Sabato 23 marzo 2002 (ore 21) al Teatro dei Ricomposti di Anghiari Woyzeck nella traduzione di Claudio Magris

Redazione Nove da Firenze
Redazione Nove da Firenze
19 marzo 2002 06:45
Sabato 23 marzo 2002 (ore 21) al Teatro dei Ricomposti di Anghiari Woyzeck nella traduzione di Claudio Magris

Debutta sabato 23 marzo 2002 Woyzeck della Compagnia Teatro Popolare d'Arte, lo spettacolo basato sulla traduzione di Claudio Magris, è la messa in scena all'esterno dello spettacolo Woyzeck nato all'interno dell'esperienza teatrale nel carcere di Arezzo e realizzato con una Compagnia mista di attori professionisti del Teatro Popolare d'Arte e attori non professionisti, attori detenuti ed ex-detenuti legati all'esperienza della Compagnia Il Gabbiano, nata all'interno della Casa Circondariale di Arezzo, al cui interno ormai da dieci anni il Teatro Popolare d'Arte svolge attività teatrale.
Woyzeck è un soldato/barbiere tedesco del primo Ottocento, protagonista di una vicenda di particolare significato: è il primo personaggio sottoproletario che assurge a livelli di tragicità universale.

Espressione e grido delle condizioni umane arretrate e infami della società europea, Woyzeck è contemporaneamente vittima e carnefice.
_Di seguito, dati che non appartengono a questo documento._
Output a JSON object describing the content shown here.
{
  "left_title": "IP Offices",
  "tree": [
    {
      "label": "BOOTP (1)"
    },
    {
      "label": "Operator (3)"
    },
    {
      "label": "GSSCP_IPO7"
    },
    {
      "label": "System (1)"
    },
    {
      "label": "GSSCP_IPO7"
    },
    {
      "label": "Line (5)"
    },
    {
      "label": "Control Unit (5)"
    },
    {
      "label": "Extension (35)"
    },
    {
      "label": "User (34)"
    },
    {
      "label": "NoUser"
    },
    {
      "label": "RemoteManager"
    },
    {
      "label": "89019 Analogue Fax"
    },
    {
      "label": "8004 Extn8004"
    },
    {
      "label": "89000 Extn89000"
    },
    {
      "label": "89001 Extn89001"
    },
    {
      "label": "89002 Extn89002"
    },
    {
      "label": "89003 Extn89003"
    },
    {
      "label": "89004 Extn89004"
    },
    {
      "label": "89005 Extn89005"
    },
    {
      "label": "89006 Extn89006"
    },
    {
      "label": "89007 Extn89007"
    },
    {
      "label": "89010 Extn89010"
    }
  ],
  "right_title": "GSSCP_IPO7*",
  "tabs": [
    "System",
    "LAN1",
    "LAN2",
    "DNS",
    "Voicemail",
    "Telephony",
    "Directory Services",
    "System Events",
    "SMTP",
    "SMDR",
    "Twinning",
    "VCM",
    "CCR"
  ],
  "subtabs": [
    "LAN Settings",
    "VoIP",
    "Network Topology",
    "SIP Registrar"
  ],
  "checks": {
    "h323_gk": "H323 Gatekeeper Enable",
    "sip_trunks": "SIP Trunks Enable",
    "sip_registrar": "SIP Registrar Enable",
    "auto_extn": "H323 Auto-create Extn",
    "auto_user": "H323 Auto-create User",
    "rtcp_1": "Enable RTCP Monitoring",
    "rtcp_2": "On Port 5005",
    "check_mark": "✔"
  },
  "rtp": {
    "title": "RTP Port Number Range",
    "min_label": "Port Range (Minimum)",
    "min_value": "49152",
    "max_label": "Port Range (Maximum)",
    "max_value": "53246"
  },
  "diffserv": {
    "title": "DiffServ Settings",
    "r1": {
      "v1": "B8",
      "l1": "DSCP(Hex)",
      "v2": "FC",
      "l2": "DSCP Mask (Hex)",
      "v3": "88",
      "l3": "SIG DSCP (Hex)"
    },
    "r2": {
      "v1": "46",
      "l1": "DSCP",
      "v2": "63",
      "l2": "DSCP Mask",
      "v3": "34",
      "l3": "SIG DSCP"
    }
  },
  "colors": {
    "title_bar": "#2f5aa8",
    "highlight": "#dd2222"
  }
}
Egli è vittima della società che lo circonda piena di soprusi, moralismi, falsità, doppiezze ed è carnefice del suo unico bene prezioso, la giovane e bella Maria. In un raptus di folle gelosia - tragico Otello popolare - Woyzeck la uccide. Il testo del giovane autore tedesco Georg Büchner si ispira a eventi reali supportati da fonti storiche dell'epoca, e si eleva, con unanime riconoscimento della critica, a caposaldo della letteratura, teatrale e non, mondiale.

Woyzeck è, dunque, un uomo realmente esistito che commette un omicidio e ne paga le conseguenze. La sua diviene una pena di morte di grande interesse per l'opinione pubblica e per il mondo scientifico e intellettuale dell'epoca che versano sul caso fiumi d'inchiostro, gli stessi arrivati agli occhi del giovane autore tedesco.
La vicenda drammatica ci fa riflettere sull'origine sociale del crimine, sulle condizioni soggettive e oggettive nelle quali ogni essere umano è costretto a vivere. Lo sguardo di Büchner ed il nostro non giudicano, ma raccontano, espongono teatralmente questa vicenda accentuandone il senso apocalittico, catastrofico della persona senza mai rinunciare ad una dimensione antica di pietas e ad una volontà moderna di comprensione critica.